It is possible that database row for Match[3213173] contains starting_at value in incorrect format. This is possible if you insert row directly without using Pony.
In that case, when you do Match.get(id=3213173).starting_at, Pony reads row with incorrect starting_at value from the database, cannot convert it to date and leave it as is.
Try to print it to see actual value
Anonymous
guys your SSL cert for ponyorm.org expired
Alexander
Hi! Thanks, we'll fix it
Evgeniy
Hi. Do you already have any expectations when migrations will appear in Pony?
Alexander
I have to admit that with migrations it is difficult for me to make realistic estimates. I hope that by the end of August it will be possible to use migrations for PostgreSQL
Evgeniy
yippee
Evgeniy
Alexander
It will be similar, but some functionality may be missing at start
Evgeniy
Edis
It is possible that database row for Match[3213173] contains starting_at value in incorrect format.

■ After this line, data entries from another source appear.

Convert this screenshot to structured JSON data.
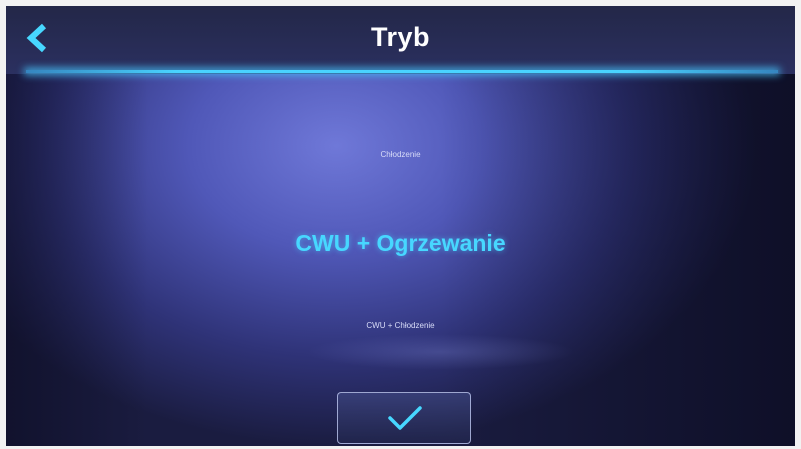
{
  "header": {
    "title": "Tryb",
    "back_icon": "chevron-left-icon"
  },
  "mode_picker": {
    "options": [
      {
        "label": "Chłodzenie",
        "state": "above"
      },
      {
        "label": "CWU + Ogrzewanie",
        "state": "selected"
      },
      {
        "label": "CWU + Chłodzenie",
        "state": "below"
      }
    ]
  },
  "confirm": {
    "icon": "checkmark-icon"
  },
  "colors": {
    "accent": "#47d7ff",
    "title_text": "#ffffff",
    "header_background": "#232748",
    "screen_background": "#5058b8"
  }
}
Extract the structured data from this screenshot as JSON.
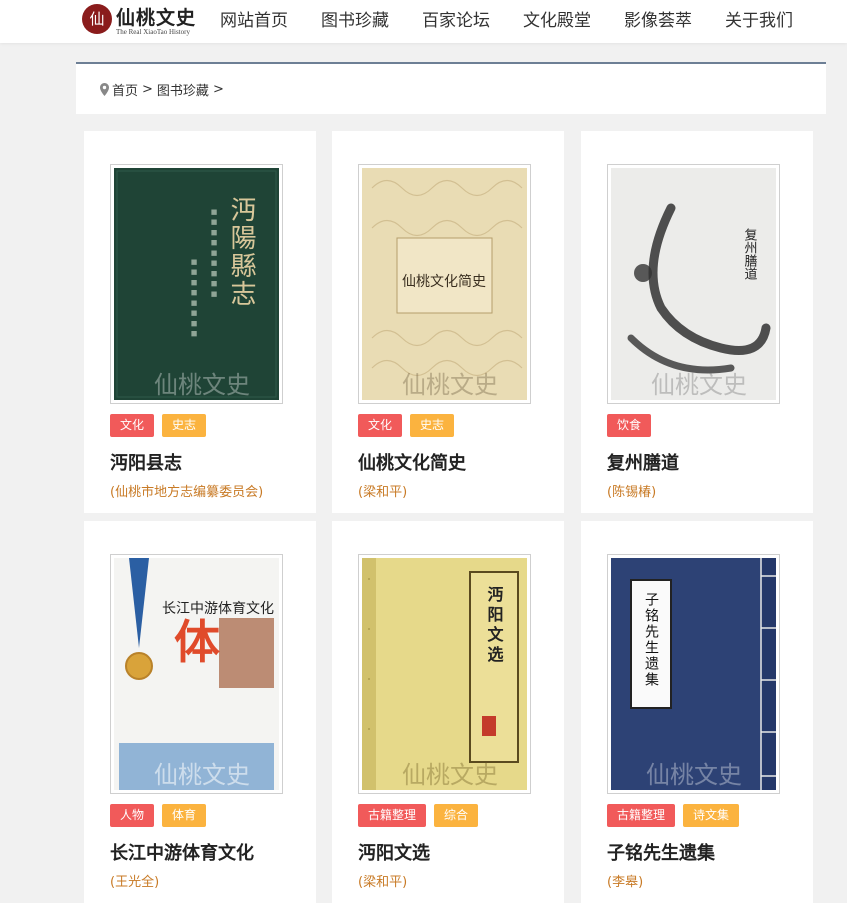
{
  "site": {
    "logo_mark": "仙",
    "logo_name": "仙桃文史",
    "logo_sub": "The Real XiaoTao History",
    "nav": [
      "网站首页",
      "图书珍藏",
      "百家论坛",
      "文化殿堂",
      "影像荟萃",
      "关于我们"
    ]
  },
  "breadcrumb": {
    "home": "首页",
    "separator": ">",
    "current": "图书珍藏",
    "trail_end": ">"
  },
  "colors": {
    "tag_red": "#f15a5a",
    "tag_orange": "#fbb33f",
    "author": "#c87a25"
  },
  "books": [
    {
      "cover_text": "沔陽縣志",
      "watermark": "仙桃文史",
      "tags": [
        {
          "label": "文化",
          "color": "red"
        },
        {
          "label": "史志",
          "color": "orange"
        }
      ],
      "title": "沔阳县志",
      "author": "(仙桃市地方志编纂委员会)"
    },
    {
      "cover_text": "仙桃文化简史",
      "watermark": "仙桃文史",
      "tags": [
        {
          "label": "文化",
          "color": "red"
        },
        {
          "label": "史志",
          "color": "orange"
        }
      ],
      "title": "仙桃文化简史",
      "author": "(梁和平)"
    },
    {
      "cover_text": "复州膳道",
      "watermark": "仙桃文史",
      "tags": [
        {
          "label": "饮食",
          "color": "red"
        }
      ],
      "title": "复州膳道",
      "author": "(陈锡椿)"
    },
    {
      "cover_text": "长江中游体育文化",
      "watermark": "仙桃文史",
      "tags": [
        {
          "label": "人物",
          "color": "red"
        },
        {
          "label": "体育",
          "color": "orange"
        }
      ],
      "title": "长江中游体育文化",
      "author": "(王光全)"
    },
    {
      "cover_text": "沔阳文选",
      "watermark": "仙桃文史",
      "tags": [
        {
          "label": "古籍整理",
          "color": "red"
        },
        {
          "label": "综合",
          "color": "orange"
        }
      ],
      "title": "沔阳文选",
      "author": "(梁和平)"
    },
    {
      "cover_text": "子铭先生遗集",
      "watermark": "仙桃文史",
      "tags": [
        {
          "label": "古籍整理",
          "color": "red"
        },
        {
          "label": "诗文集",
          "color": "orange"
        }
      ],
      "title": "子铭先生遗集",
      "author": "(李皋)"
    }
  ]
}
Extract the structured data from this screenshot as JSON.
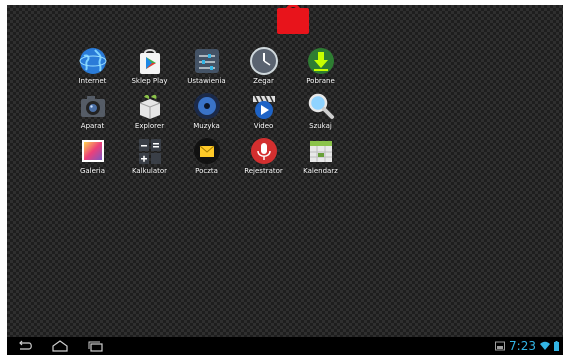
{
  "apps": [
    {
      "label": "Internet",
      "icon": "globe-icon"
    },
    {
      "label": "Sklep Play",
      "icon": "play-store-icon"
    },
    {
      "label": "Ustawienia",
      "icon": "settings-icon"
    },
    {
      "label": "Zegar",
      "icon": "clock-icon"
    },
    {
      "label": "Pobrane",
      "icon": "download-icon"
    },
    {
      "label": "Aparat",
      "icon": "camera-icon"
    },
    {
      "label": "Explorer",
      "icon": "file-explorer-icon"
    },
    {
      "label": "Muzyka",
      "icon": "music-icon"
    },
    {
      "label": "Video",
      "icon": "video-icon"
    },
    {
      "label": "Szukaj",
      "icon": "search-icon"
    },
    {
      "label": "Galeria",
      "icon": "gallery-icon"
    },
    {
      "label": "Kalkulator",
      "icon": "calculator-icon"
    },
    {
      "label": "Poczta",
      "icon": "mail-icon"
    },
    {
      "label": "Rejestrator",
      "icon": "microphone-icon"
    },
    {
      "label": "Kalendarz",
      "icon": "calendar-icon"
    }
  ],
  "status": {
    "time": "7:23",
    "accent": "#33b5e5"
  },
  "nav": {
    "back": "back-icon",
    "home": "home-icon",
    "recents": "recent-apps-icon"
  }
}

This is possible if you insert row directly without using Pony.
In that case, when you do Match.get(id=3213173).starting_at, Pony reads row with incorrect starting_at value from the database, cannot convert it to date and leave it as is.
Try to print it to see actual value
I've only used pony to create everything (schema and entities).
This is the format I get when I print starting_at:
'2019-08-11 13:00:00+00:00'
isinstance(str, match.starting_at) returns True
Schema in sqlite looks like this
sqlite> .schema Match
CREATE TABLE IF NOT EXISTS "Match" (
"id" INTEGER NOT NULL PRIMARY KEY,
"opponent" INTEGER NOT NULL REFERENCES "Team" ("id") ON DELETE CASCADE,
"venue" TEXT NOT NULL,
"our_score" INTEGER,
"opponent_score" INTEGER,
"starting_at" DATETIME,
"is_full_time" BOOLEAN NOT NULL,
"on_penalties" BOOLEAN NOT NULL,
"season_start" INTEGER NOT NULL,
"competition" TEXT NOT NULL,
"matchday" TEXT NOT NULL
);
CREATE INDEX "idx_match__opponent" ON "Match" ("opponent");
Model like this
class Match(db.Entity):
id = PrimaryKey(int)
opponent = Required(Team)
venue = Required(str)
our_score = Optional(int)
opponent_score = Optional(int)
starting_at = Optional(datetime)
is_full_time = Required(bool, default=False, sql_default=False)
on_penalties = Required(bool, default=False, sql_default=False)
season_start = Required(int)
competition = Required(str)
matchday = Required(str)
goals = Set("Goal")
Alexander
Pony doesn't store timezone-aware datetime values into the database. This value: '2019-08-11 13:00:00+00:00' was not stored using Pony. Correct value should be '2019-08-11 13:00:00.000000'.
As datetime values stored as strings and compared as strings, you can't correctly compare as string values '2019-08-11 13:00:00+00:00' and, say, '2019-08-11 12:00:00+01:00'
Edis
Hmm, I convert the datetime to utc before saving it into the db
Edis
So that's the issue?
Edis
I'll try to debug the timestamp before storing it :D
Edis
I store it with pony
Edis
I could try to just store it without converting it to utc
Edis
I want the datetime to be machine-independend though
Alexander
Hmm, this looks like a bug that Pony does not check that datetime value is not timezone-naive #todo
Edis
Cool, it's no problem for now since I'm using raw_sql to make the comparison
Edis
But it was confusing me
Alexander
It is a problem because you can read it back correctly using Pony
Edis
I mean for me now
Edis
Not that it shouldn't be fixed
Edis
Glad I could help find a bug :D
Alexander
The fix probably be in raising an error when dt.tzinfo is not None
Alexander
I think you need to do dt = dt.replace(tzinfo=None) before assigning it to attribute
And perform the following update to fix values in the database:
db.execute("""
update "Match"
set "starting_at" = replace("starting_at", '+00:00', '')
""")
Edis
But when I read it back I'll have the same problem, right?